Barack Obama has ended a longstanding US policy that allowed Cuban nationals who reached the US to be eligible automatically for residency, putting a final stamp on his foreign policy legacy.
“Effective immediately, Cuban nationals who attempt to enter the United States illegally and do not qualify for humanitarian relief will be subject to removal, consistent with US law and enforcement priorities,” the White House said in a statement on Thursday. “By taking this step, we are treating Cuban migrants the same way we treat migrants from other countries.”
Since 1996 the US has allowed Cuban nationals reaching the US to stay and qualify for residency, while turning away those detained at sea before making it to dry land.
The so-called wet-foot, dry-foot policy has long angered the Cuban government, which says the policy spurs illegal migration, and encourages Cubans to undertake dangerous voyages to reach the US.
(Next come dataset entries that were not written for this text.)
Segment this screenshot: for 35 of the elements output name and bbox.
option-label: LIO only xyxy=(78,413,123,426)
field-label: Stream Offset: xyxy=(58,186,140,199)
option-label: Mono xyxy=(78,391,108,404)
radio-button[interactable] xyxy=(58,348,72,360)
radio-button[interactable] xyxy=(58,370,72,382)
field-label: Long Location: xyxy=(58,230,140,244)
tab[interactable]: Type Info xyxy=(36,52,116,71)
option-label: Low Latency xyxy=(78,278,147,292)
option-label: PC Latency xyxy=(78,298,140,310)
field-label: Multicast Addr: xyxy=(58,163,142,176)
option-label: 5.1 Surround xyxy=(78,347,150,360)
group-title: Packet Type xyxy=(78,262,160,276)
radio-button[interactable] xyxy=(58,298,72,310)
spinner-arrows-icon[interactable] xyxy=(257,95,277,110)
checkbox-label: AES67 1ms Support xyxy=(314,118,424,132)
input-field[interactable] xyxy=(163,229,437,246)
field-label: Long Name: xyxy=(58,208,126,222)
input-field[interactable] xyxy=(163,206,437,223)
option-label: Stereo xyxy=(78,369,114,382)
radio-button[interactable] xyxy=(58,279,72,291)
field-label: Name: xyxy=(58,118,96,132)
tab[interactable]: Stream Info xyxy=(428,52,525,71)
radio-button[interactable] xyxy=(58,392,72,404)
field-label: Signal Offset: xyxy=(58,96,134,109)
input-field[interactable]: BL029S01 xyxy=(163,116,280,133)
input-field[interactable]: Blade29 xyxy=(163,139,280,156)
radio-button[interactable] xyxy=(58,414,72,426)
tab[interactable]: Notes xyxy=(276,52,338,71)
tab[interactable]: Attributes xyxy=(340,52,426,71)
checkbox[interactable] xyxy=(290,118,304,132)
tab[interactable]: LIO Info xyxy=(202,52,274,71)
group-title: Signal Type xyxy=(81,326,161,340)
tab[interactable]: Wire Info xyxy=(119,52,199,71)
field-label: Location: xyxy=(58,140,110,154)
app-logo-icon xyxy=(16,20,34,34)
While some observers expected that the US would end the wet-foot, dry-foot policy when the White House renewed diplomatic relations with Cuba in July 2015, the Obama administration had given no indication before Thursday’s announcement that it would be reversed.
The White House said the new policy would be effective immediately and implemented by the Department of Homeland Security. The Cuban government, it said, had agreed to take back all Cuban nationals detained reaching or trying to reach US soil from Thursday.
Cubans fearing political persecution will still be able to apply for political asylum, while other Cuban nationals seeking to emigrate to the US will go through the traditional immigration channels.
Separately, the White House said it would also be ending the Cuban Medical Professional Parole Program, which allowed Cuban medical personnel, including nurses, to seek parole in the US while on foreign business trips.
By taking this step, we are treating Cuban migrants the same way we treat migrants from other countries
Jeh Johnson, secretary of Homeland Security, said in a statement that the end of the Cuban Medical Professional Parole Program and wet-foot, dry-foot policy were an important step in “the ongoing normalisation of relations between the governments of the United States and Cuba”, and reflected a broader commitment by the US to have an immigration policy “in which we treat people from different countries consistently”.
The White House’s decision to end the policy comes as Mr Obama attempts to safeguard the US detente with Cuba, a key foreign policy decision of his presidency.
President-elect Donald Trump has said he will reverse the detente unless Havana makes certain concessions to the US, although he has not specified what those concessions would be.